I am running LDA on a number of texts. When I generated some visualizations of the produced topics, I found that the bigram "machine_learning" had been lemmatized both as "machine_learning" and "machine_learne". Here is as minimal a reproducible example as I can provide:
import en_core_web_sm
tokenized = [
[
'artificially_intelligent', 'funds', 'generating', 'excess', 'returns',
'artificial_intelligence', 'deep_learning', 'compelling', 'reasons',
'join_us', 'artificially_intelligent', 'fund', 'develop', 'ai',
'machine_learning', 'capabilities', 'real', 'cases', 'big', 'players',
'industry', 'discover', 'emerging', 'trends', 'latest_developments',
'ai', 'machine_learning', 'industry', 'players', 'trading',
'investing', 'live', 'investment', 'models', 'learn', 'develop',
'compelling', 'business', 'case', 'clients', 'ceos', 'adopt', 'ai',
'machine_learning', 'investment', 'approaches', 'rare', 'gathering',
'talents', 'including', 'quants', 'data_scientists', 'researchers',
'ai', 'machine_learning', 'experts', 'investment_officers', 'explore',
'solutions', 'challenges', 'potential', 'risks', 'pitfalls',
'adopting', 'ai', 'machine_learning'
],
[
'recent_years', 'topics', 'data_science', 'artificial_intelligence',
'machine_learning', 'big_data', 'become_increasingly', 'popular',
'growth', 'fueled', 'collection', 'availability', 'data',
'continually', 'increasing', 'processing', 'power', 'storage', 'open',
'source', 'movement', 'making', 'tools', 'widely', 'available',
'result', 'already', 'witnessed', 'profound', 'changes', 'work',
'rest', 'play', 'trend', 'increase', 'world', 'finance', 'impacted',
'investment', 'managers', 'particular', 'join_us', 'explore',
'data_science', 'means', 'finance_professionals'
]
]
nlp = en_core_web_sm.load(disable=['parser', 'ner'])
def lemmatization(descrips, allowed_postags=None):
if allowed_postags is None:
allowed_postags = ['NOUN', 'ADJ', 'VERB',
'ADV']
lemmatized_descrips = []
for descrip in descrips:
doc = nlp(" ".join(descrip))
lemmatized_descrips.append([
token.lemma_ for token in doc if token.pos_ in allowed_postags
])
return lemmatized_descrips
lemmatized = lemmatization(tokenized)
print(lemmatized)
As you will notice, "machine_learne" is found nowhere in the input tokenized
, but both "machine_learning" and "machine_learne" are found in the output lemmatized
.
What is the cause of this and can I expect it to cause issues with other bigrams/trigrams?

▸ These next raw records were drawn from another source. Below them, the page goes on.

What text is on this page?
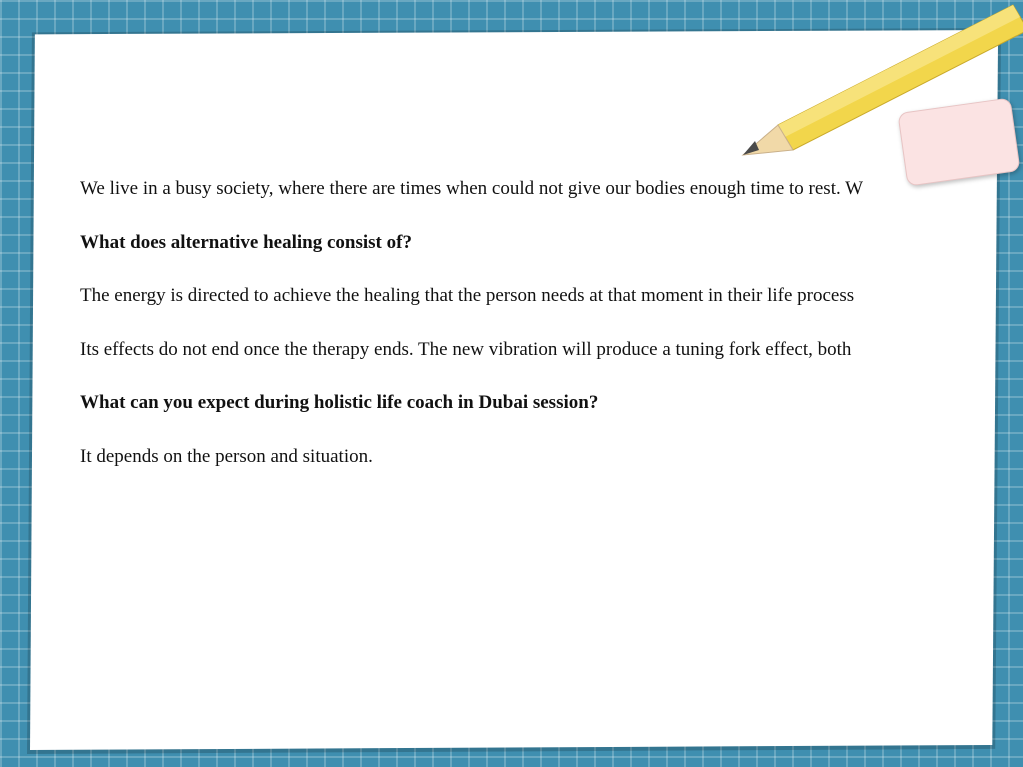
We live in a busy society, where there are times when could not give our bodies enough time to rest. W

What does alternative healing consist of?

The energy is directed to achieve the healing that the person needs at that moment in their life process

Its effects do not end once the therapy ends. The new vibration will produce a tuning fork effect, both

What can you expect during holistic life coach in Dubai session?

It depends on the person and situation.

I think you misunderstood the process of POS Tagging and Lemmatization.
POS Tagging is based on several other informations than the word alone (I don't know which is your mother language, but that is common to many languages), but also on the surrounding words (for example, one common learned rule is that in many statements verb is usually preceded by a noun, which represents the verb's agent).
When you pass all these 'tokens' to your lemmatizer, spacy's lemmatizer will try to "guess" which is the Part of Speech of your solitary word.

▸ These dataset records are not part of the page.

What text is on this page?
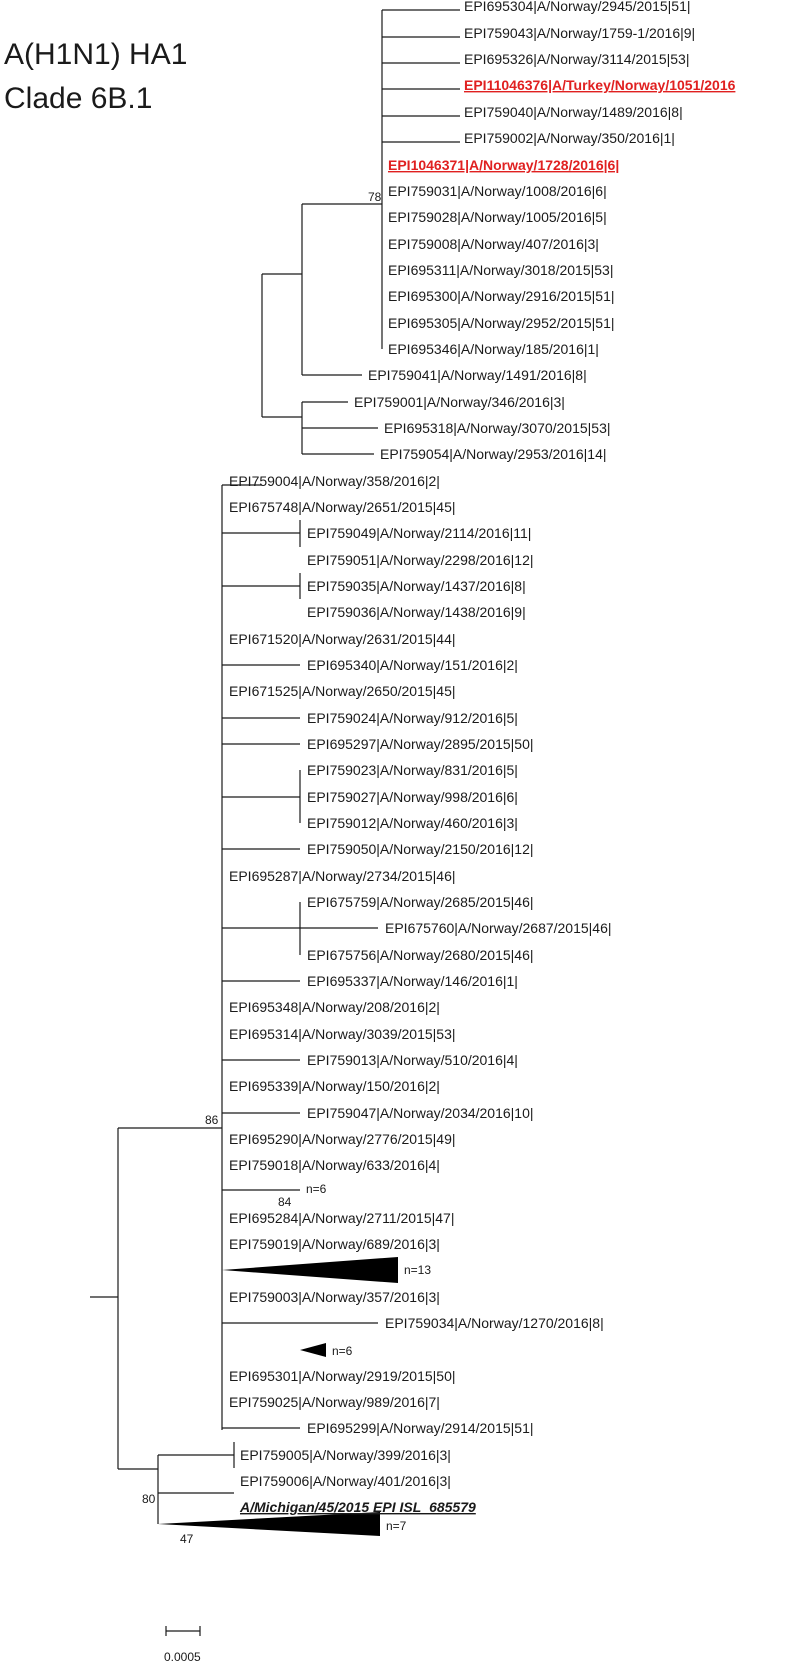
A(H1N1) HA1
Clade 6B.1
n=13
n=6
n=7
n=6
78
86
84
80
47
EPI695304|A/Norway/2945/2015|51|
EPI759043|A/Norway/1759-1/2016|9|
EPI695326|A/Norway/3114/2015|53|
EPI11046376|A/Turkey/Norway/1051/2016
EPI759040|A/Norway/1489/2016|8|
EPI759002|A/Norway/350/2016|1|
EPI1046371|A/Norway/1728/2016|6|
EPI759031|A/Norway/1008/2016|6|
EPI759028|A/Norway/1005/2016|5|
EPI759008|A/Norway/407/2016|3|
EPI695311|A/Norway/3018/2015|53|
EPI695300|A/Norway/2916/2015|51|
EPI695305|A/Norway/2952/2015|51|
EPI695346|A/Norway/185/2016|1|
EPI759041|A/Norway/1491/2016|8|
EPI759001|A/Norway/346/2016|3|
EPI695318|A/Norway/3070/2015|53|
EPI759054|A/Norway/2953/2016|14|
EPI759004|A/Norway/358/2016|2|
EPI675748|A/Norway/2651/2015|45|
EPI759049|A/Norway/2114/2016|11|
EPI759051|A/Norway/2298/2016|12|
EPI759035|A/Norway/1437/2016|8|
EPI759036|A/Norway/1438/2016|9|
EPI671520|A/Norway/2631/2015|44|
EPI695340|A/Norway/151/2016|2|
EPI671525|A/Norway/2650/2015|45|
EPI759024|A/Norway/912/2016|5|
EPI695297|A/Norway/2895/2015|50|
EPI759023|A/Norway/831/2016|5|
EPI759027|A/Norway/998/2016|6|
EPI759012|A/Norway/460/2016|3|
EPI759050|A/Norway/2150/2016|12|
EPI695287|A/Norway/2734/2015|46|
EPI675759|A/Norway/2685/2015|46|
EPI675760|A/Norway/2687/2015|46|
EPI675756|A/Norway/2680/2015|46|
EPI695337|A/Norway/146/2016|1|
EPI695348|A/Norway/208/2016|2|
EPI695314|A/Norway/3039/2015|53|
EPI759013|A/Norway/510/2016|4|
EPI695339|A/Norway/150/2016|2|
EPI759047|A/Norway/2034/2016|10|
EPI695290|A/Norway/2776/2015|49|
EPI759018|A/Norway/633/2016|4|
EPI695284|A/Norway/2711/2015|47|
EPI759019|A/Norway/689/2016|3|
EPI759003|A/Norway/357/2016|3|
EPI759034|A/Norway/1270/2016|8|
EPI695301|A/Norway/2919/2015|50|
EPI759025|A/Norway/989/2016|7|
EPI695299|A/Norway/2914/2015|51|
EPI759005|A/Norway/399/2016|3|
EPI759006|A/Norway/401/2016|3|
A/Michigan/45/2015 EPI ISL_685579
0.0005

In many cases it'll go for a default noun and, if it is not in a lookup table for common and irregular nouns, it'll attempt to use generic rules (such as stripping plural 's').

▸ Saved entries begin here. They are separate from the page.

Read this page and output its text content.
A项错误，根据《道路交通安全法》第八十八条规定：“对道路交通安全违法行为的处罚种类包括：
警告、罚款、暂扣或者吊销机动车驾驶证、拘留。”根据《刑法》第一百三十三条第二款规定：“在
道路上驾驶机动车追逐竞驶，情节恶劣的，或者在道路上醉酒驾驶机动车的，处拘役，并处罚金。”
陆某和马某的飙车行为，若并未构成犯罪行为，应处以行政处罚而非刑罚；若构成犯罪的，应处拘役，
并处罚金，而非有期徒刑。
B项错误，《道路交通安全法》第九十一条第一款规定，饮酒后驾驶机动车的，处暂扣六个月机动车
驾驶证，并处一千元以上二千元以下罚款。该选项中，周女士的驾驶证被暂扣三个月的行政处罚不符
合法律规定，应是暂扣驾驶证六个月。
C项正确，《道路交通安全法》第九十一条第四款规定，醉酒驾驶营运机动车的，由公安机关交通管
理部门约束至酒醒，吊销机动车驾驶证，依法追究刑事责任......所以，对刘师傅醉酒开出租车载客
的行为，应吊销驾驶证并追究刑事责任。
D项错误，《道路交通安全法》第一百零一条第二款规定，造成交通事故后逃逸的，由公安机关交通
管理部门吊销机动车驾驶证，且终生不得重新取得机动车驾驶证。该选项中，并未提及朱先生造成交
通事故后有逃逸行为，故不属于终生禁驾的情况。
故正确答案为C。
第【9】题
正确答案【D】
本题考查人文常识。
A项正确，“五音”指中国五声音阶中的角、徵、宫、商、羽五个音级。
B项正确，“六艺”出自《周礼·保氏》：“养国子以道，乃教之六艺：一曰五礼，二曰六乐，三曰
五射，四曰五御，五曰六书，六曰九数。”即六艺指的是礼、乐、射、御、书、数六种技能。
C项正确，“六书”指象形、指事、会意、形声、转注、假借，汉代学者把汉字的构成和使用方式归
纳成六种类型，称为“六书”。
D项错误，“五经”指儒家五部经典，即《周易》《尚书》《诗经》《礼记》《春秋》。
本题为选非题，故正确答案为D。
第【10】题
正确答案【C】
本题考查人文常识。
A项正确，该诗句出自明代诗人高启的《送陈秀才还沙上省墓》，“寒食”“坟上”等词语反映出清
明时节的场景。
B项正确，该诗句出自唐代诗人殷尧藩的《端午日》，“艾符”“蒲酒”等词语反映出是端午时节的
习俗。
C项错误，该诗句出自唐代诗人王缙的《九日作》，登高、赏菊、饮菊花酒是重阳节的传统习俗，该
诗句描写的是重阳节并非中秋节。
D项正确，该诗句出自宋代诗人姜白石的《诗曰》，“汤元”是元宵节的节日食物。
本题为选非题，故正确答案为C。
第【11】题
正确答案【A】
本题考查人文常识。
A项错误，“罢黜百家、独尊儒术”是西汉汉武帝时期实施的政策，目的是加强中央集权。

In other cases it'll go for a default verb based on some patterns (the "-ing" in the end), which is probably your case. Since no verb "machine_learning" exists in any dictionary (there's no instance in its model), it'll go for a "else" route and apply generic rules.
Therefore, machine_learning is probably being lemmatized by a generic '"ing" to "e"' rule (such as in the case of making -> make, baking -> bake), common to many regular verbs.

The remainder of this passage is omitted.